Demon goes back to the high school and sees Ms. Annie. She encourages him to keep drawing and invites him over for dinner. Seeing her and Mr. Armstrong together, he sees what a healthy and happy relationship can look like. She helps him negotiate a contract for his comic strip. Rose, Fast Forward’s sometimes girlfriend, tells Demon to meet up with her on the side of a highway. She says Emmy was with him in Atlanta and that she was being used as a lure for his drug dealing. She adds that eventually Fast Forward abandoned her.

He doesn’t believe her but then she gives him a snake anklet he gave Emmy years ago. He tells June this update and she sounds angry but primarily relieved that Emmy is still alive. Tommy tells Demon he needs to get clean if wants to keep working with him. June receives a tip about Martha Coldiron, a girl who Emmy helped get an abortion, and they pick her up from a run-down house, hoping to get information about Emmy. Martha is in terrible shape when they pick her up. Demon comes home and Dori tells him she is pregnant. June, Demon, Maggot, and June’s brother Everett travel to Atlanta. They pick up a strung-out Emmy in a drug den and take her home.

Analysis

Addiction is a major theme in this part of the book. Demon and everyone around him is addicted to painkillers. June asks if Emmy is doing drugs and Demon says every single person in his life is, regardless of age. His own story is indicative of how addiction creeps up on many of the characters, as he is given drugs for an injury and becomes increasingly dependent on them. Other characters, like Dori and Maggot, follow a similar trajectory, gradually increasing in the amount of their use. Kingsolver uses this incredibly grim part of the book to explore how drugs can become an increasingly big part of an addict’s life, eventually taking it over entirely.

Community is also an important theme in these chapters. Multiple people, including Ms. Annie, Tommy, and Emmy, point out to Demon that his relationship with Dori is hindering his ability to function. They say that quitting drugs is hard independently, but is essentially impossible while living with someone else who is addicted. Demon becomes increasingly unhappy in the relationship but is worried that Dori would die without him. Like his friendship with Fast Forward, this romantic relationship makes it hard for Demon to get clean and stay that way. This part shows the harmful impact the relationship ultimately has on Demon, as it contributes directly to his falling deeper and deeper into the clutches of addiction.

Poverty is also a key theme in this section. June talks to Demon about how pharmaceutical companies targeted Lee County. She says her ex-boyfriend, Kent, received lists of people from local clinics complaining about pain, as they knew they make money off of these prescriptions. She says that they were aware of the likelihood of people becoming addicted and actively pushed opioids, knowing there were a high number of economically disadvantaged people suffering from chronic health issues. Dovetailing with the book’s criticisms of generational wealth, her comments reveal how the opioid crisis was engineered by the calculated cruelty of pharmaceutical companies turning a profit by getting people addicted to painkillers.
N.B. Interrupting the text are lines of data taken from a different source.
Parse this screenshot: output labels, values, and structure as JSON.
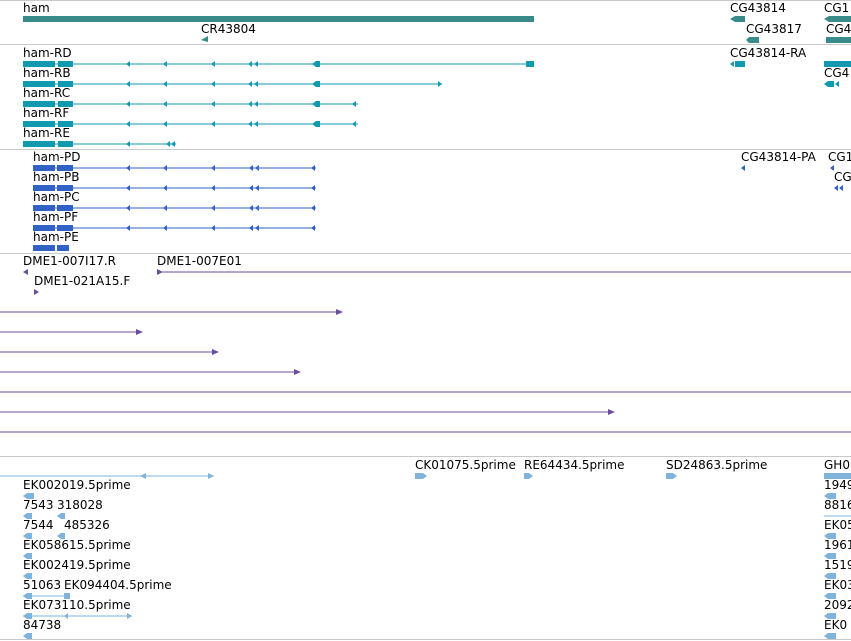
{
  "colors": {
    "gene": "#3a8c8c",
    "transcript": "#1199b0",
    "protein": "#2f62c4",
    "clone": "#6b4ea0",
    "est": "#7fb3d9",
    "separator": "#c8c8c8"
  },
  "tracks": {
    "genes": {
      "labels": [
        "ham",
        "CR43804",
        "CG43814",
        "CG43817",
        "CG1",
        "CG4"
      ]
    },
    "transcripts": {
      "labels": [
        "ham-RD",
        "ham-RB",
        "ham-RC",
        "ham-RF",
        "ham-RE",
        "CG43814-RA",
        "CG4"
      ]
    },
    "proteins": {
      "labels": [
        "ham-PD",
        "ham-PB",
        "ham-PC",
        "ham-PF",
        "ham-PE",
        "CG43814-PA",
        "CG1",
        "CG"
      ]
    },
    "clones": {
      "labels": [
        "DME1-007I17.R",
        "DME1-007E01",
        "DME1-021A15.F"
      ]
    },
    "ests": {
      "labels": [
        "EK002019.5prime",
        "7543",
        "318028",
        "7544",
        "485326",
        "EK058615.5prime",
        "EK002419.5prime",
        "51063",
        "EK094404.5prime",
        "EK073110.5prime",
        "84738",
        "CK01075.5prime",
        "RE64434.5prime",
        "SD24863.5prime",
        "GH0",
        "1949",
        "8816",
        "EK05",
        "1961",
        "1519",
        "EK03",
        "2092",
        "EK0"
      ]
    }
  }
}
Despair also plays a major role in this part of the book. Kingsolver effectively showcases how many of the characters turn to drugs looking for solace. Dori cares for her ailing father alone and has no one but Demon, and her dog, in her life. Her drug use gradually increases as her circumstances become increasingly bleak. Likewise, as Demon’s performance on the football field and in school slips away, his dependence on painkillers grows. As with many of Demon’s other problems, his despair ultimately fuels his addiction issues, as he looks for ways to cope with his diminished life.

As the book leads up to its climax, the reader finds Demon at his most isolated. He watches the lives of everyone around him fall to pieces as the opioid crisis ravages his county. His story delves deep into the despair of the world around him, as his life begins to fall apart. He struggles to find solace in community, as almost everyone in his life is facing similar struggles with addiction, poverty, and despair.